Saskatchewan Education Minister Dustin Duncan said the province is taking steps to ensure students continue to have access to in-class learning.
“We know that in-class learning is critically important to students’ overall mental and physical health and development,” Duncan said.
“That is why the government of Saskatchewan is supporting all students and staff in finding ways to reduce risk while we learn to live with COVID in our everyday lives.”
Duncan said there will be disruptions to classrooms as COVID-19 cases increase and Omicron becomes the dominant variant.
He said the province continues to support schools and school divisions with a layered approach to ensure the safety of staff and students.
“(This) includes continued masking, access to rapid tests, increased sanitation, cohorting, and encouraging all students and staff who are sick to stay home,” Duncan said.
The Opposition NDP said it was expecting the government to outline a back-to-school plan at Wednesday’s briefing.
Education critic Carla Beck said instead the Saskatchewan Party government continued a pattern of “too little, too late.”
The education minister had no plan for staffing, promised no additional PPE, ventilation upgrades, funding or new measures that can be found in every other province,” she said in a statement.
“This approach will not keep kids and school staff safe.”
Duncan acknowledged during his briefing that some disruptions are possible as in-class learning continues.
”Like we’ve seen in the previous waves of COVID 19, we likely will see disruption in individual classrooms and perhaps in schools that will cause some move to remote learning,” Duncan said.
“But to say that 188,000 students across the province all need to start at home, this week, that just wasn’t something that we felt was necessary at this time.”
Beck said no one disagrees that students are best served when they are in the classroom.
But, she said a wait-and-see strategy will not ensure student safety.
“If you know a hurricane is coming, you don’t wait for the storm to hit to board up your windows,” she said.
“The longer you wait and sit on your hands, the fewer options you leave for school divisions and parents, eventually forcing classes online when you no longer have the staffing capacity in schools.”
Patrick Maze, head of the Saskatchewan Teachers’ Federation, said the situation is only going to worsen.
He said while in-class learning is vital and important, a two-day pause in resuming classes would have helped to protect student’s health.
Maze is now calling on the government to provide N95 masks to all staff and students in schools and to mandate masks and proof of vaccination for all activities.

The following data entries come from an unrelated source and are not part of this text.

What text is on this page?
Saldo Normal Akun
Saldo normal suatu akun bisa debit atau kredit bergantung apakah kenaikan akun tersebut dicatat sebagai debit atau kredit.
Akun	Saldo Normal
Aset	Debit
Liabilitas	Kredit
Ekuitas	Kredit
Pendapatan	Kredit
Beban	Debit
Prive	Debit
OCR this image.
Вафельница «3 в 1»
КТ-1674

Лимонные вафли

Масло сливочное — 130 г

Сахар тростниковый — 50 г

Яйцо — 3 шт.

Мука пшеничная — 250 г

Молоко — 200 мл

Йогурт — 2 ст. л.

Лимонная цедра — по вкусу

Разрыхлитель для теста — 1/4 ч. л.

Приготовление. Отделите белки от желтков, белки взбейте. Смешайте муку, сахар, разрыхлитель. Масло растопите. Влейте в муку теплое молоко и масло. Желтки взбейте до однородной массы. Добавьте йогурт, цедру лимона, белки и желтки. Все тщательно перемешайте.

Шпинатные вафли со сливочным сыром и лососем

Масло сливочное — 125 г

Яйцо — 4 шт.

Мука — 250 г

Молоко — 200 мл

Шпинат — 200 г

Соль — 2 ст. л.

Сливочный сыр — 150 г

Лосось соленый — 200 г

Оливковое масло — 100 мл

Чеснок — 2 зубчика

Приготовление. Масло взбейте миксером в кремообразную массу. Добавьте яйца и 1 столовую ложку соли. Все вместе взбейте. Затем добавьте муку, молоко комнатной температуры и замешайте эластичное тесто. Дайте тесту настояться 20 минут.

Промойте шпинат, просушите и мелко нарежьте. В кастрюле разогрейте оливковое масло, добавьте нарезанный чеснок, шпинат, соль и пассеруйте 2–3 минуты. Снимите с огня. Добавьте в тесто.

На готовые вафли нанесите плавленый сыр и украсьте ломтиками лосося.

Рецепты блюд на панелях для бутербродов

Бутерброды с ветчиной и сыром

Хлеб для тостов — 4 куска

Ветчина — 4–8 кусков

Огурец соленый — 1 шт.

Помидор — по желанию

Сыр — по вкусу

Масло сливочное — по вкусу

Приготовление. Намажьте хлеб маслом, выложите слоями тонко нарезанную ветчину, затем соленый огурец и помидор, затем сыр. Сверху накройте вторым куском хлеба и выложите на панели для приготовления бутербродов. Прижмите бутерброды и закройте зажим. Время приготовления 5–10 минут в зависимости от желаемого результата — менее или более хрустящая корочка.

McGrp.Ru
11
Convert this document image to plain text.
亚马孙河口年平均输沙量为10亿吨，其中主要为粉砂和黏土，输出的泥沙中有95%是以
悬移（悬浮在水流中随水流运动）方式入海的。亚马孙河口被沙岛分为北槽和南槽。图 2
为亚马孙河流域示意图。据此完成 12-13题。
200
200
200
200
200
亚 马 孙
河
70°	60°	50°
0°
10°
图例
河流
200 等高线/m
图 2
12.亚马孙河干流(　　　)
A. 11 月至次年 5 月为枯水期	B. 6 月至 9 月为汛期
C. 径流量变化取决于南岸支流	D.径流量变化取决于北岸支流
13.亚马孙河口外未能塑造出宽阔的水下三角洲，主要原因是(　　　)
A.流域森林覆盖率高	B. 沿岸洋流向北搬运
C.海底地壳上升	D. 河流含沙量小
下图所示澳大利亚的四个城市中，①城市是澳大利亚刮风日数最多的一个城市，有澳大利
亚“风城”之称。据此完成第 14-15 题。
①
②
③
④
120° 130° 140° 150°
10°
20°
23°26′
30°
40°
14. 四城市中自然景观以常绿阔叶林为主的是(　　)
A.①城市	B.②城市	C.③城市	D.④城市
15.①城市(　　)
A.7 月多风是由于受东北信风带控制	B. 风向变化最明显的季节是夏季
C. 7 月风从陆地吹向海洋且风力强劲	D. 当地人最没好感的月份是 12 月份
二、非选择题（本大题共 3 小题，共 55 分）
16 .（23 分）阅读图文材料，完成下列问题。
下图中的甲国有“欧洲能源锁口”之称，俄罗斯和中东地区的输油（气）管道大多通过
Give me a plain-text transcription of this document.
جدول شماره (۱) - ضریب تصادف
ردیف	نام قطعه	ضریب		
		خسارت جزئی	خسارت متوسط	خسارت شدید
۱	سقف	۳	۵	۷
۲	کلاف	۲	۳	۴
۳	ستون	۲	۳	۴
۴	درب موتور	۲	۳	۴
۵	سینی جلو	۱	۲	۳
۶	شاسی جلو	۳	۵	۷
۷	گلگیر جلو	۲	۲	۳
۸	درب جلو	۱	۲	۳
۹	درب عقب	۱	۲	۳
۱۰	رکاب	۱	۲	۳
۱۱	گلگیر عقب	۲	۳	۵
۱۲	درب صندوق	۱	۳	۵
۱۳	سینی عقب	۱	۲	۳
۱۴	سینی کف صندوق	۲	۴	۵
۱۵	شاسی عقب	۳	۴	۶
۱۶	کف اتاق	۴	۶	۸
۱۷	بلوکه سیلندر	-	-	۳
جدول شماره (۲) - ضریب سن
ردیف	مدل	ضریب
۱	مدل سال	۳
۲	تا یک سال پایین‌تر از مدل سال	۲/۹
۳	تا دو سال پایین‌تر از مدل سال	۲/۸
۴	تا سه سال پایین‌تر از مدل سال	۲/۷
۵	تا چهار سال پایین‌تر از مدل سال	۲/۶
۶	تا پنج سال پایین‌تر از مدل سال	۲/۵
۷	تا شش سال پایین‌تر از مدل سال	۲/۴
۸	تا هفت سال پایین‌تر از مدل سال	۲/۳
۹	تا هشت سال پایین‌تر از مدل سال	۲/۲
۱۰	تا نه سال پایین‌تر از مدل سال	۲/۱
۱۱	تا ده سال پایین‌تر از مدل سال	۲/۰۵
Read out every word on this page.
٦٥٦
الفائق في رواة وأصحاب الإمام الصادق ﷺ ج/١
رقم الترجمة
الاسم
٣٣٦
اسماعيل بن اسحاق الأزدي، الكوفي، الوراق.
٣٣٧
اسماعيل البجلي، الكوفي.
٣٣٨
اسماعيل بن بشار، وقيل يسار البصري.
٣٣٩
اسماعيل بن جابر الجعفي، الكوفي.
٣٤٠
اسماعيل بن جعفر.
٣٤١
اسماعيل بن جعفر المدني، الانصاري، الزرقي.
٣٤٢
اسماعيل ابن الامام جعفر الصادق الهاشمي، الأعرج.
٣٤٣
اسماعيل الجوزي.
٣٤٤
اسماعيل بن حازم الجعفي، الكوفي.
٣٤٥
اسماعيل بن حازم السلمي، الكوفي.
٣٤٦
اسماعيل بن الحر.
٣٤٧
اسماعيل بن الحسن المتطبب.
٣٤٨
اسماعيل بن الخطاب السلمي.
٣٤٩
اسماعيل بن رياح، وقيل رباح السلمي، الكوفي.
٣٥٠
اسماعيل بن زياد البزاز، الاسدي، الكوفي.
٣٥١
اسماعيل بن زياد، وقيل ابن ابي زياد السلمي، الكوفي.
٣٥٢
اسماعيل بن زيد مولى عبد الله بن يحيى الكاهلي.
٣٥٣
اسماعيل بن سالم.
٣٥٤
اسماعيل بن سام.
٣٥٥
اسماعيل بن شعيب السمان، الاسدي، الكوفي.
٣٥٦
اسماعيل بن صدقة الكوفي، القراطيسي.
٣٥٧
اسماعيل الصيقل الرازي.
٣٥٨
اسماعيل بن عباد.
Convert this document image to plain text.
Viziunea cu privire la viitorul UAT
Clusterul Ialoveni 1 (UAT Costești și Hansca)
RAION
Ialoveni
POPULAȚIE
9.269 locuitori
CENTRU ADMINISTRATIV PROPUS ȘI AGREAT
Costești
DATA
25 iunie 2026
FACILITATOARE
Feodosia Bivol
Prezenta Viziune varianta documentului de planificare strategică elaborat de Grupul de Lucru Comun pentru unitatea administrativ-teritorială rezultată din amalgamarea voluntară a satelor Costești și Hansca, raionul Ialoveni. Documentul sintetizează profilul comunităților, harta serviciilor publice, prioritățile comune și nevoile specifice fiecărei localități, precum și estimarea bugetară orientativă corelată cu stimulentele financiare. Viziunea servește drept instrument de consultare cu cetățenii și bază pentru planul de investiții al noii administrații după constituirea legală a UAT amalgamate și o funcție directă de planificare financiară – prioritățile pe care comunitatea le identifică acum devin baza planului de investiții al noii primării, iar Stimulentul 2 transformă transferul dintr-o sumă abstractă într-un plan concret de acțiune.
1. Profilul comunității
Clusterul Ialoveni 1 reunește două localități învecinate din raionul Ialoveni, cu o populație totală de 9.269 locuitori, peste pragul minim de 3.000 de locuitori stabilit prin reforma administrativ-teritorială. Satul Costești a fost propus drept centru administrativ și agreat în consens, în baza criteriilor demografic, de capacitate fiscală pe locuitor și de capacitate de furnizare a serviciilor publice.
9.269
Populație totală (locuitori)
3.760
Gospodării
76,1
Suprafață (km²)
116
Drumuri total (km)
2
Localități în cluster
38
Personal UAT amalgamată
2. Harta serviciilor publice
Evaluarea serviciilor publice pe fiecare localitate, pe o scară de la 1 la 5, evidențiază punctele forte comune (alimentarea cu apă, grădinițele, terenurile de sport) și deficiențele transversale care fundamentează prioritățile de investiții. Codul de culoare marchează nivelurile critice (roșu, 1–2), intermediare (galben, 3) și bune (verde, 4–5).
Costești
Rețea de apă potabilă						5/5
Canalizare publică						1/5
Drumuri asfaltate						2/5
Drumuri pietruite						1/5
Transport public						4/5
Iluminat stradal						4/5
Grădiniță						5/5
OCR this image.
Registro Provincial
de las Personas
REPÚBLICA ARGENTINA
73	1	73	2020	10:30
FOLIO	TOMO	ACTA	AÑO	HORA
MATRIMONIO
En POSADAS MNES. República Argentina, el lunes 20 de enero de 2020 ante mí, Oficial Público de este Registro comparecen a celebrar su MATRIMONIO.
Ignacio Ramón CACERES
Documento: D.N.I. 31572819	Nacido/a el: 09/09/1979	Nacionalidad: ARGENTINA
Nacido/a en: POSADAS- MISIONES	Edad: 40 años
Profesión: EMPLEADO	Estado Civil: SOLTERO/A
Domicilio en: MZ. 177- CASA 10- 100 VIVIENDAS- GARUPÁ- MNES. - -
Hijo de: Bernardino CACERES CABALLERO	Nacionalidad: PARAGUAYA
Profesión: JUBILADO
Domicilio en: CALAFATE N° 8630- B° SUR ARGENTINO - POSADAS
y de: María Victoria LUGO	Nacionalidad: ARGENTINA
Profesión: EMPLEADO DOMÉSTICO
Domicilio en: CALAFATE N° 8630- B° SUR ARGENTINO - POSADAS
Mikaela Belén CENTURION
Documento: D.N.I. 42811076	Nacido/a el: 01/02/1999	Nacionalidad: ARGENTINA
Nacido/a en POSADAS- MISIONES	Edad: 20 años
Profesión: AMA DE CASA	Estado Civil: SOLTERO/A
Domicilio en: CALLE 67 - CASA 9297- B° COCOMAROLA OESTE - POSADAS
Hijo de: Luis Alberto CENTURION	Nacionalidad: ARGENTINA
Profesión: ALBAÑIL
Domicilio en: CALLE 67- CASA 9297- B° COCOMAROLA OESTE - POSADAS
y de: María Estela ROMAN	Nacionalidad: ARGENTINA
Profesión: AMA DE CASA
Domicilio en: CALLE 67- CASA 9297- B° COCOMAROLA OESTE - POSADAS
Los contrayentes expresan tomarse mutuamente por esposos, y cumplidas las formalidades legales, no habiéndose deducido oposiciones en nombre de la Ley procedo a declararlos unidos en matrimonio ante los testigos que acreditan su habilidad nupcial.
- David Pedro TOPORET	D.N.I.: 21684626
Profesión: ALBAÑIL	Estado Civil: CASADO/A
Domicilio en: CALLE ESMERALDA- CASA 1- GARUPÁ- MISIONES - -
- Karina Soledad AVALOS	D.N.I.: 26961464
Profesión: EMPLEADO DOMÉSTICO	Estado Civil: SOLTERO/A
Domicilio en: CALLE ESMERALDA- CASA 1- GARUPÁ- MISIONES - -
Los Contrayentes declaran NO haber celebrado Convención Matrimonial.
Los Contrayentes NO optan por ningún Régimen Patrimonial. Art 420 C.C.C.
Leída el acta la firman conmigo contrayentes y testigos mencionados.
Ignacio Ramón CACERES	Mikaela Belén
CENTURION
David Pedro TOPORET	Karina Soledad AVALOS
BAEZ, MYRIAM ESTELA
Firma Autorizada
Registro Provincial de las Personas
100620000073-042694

“Dr. Shahab indicated it is important we attempt to slow the surge,” he said.
“While it is unfortunate that we lost that opportunity to implement these measures before students returned, doing so now would still help ensure in-person learning continues.”
Maze also called for the province to update the definition of fully vaccinated to include booster shots and for all students turning five this year to be eligible for the vaccine.
He also said the Education Sector Response Planning Team should be immediately reinstated.
“We need to take action here in Saskatchewan now, before our situation becomes dire,” Maze said.
“Teachers, principals, vice-principals, other school staff and boards are doing an incredible job of weathering this ongoing storm, but our government seems to have learned nothing from the failures that made the recent wave of the Delta variant so challenging.”
The province said school staff continue to have access to medical-grade disposable surgical masks and more than 1.6 million rapid antigen tests have been distributed to families through elementary schools.
Rapid tests will now be available in high schools.
Duncan said any staff or student who tests positive must report it to their local school office and self-isolate based on their vaccination status.
He said schools are updating their process for contacting close contacts based on the new modification.
Close contacts who are fully vaccinated will follow the current self-monitoring practice and will be able to attend school and take part in activities if they remain asymptomatic.
Students who are close contacts to cases in non-household settings and not fully vaccinated can continue to attend school, take the bus and attend child care as long as they are asymptomatic.
They are not permitted to attend extra-curricular activities for the 10 day self-monitoring period.
If the transmission occurred in the household setting, all unvaccinated students are required to isolate for 10 days, including not attending school or child care.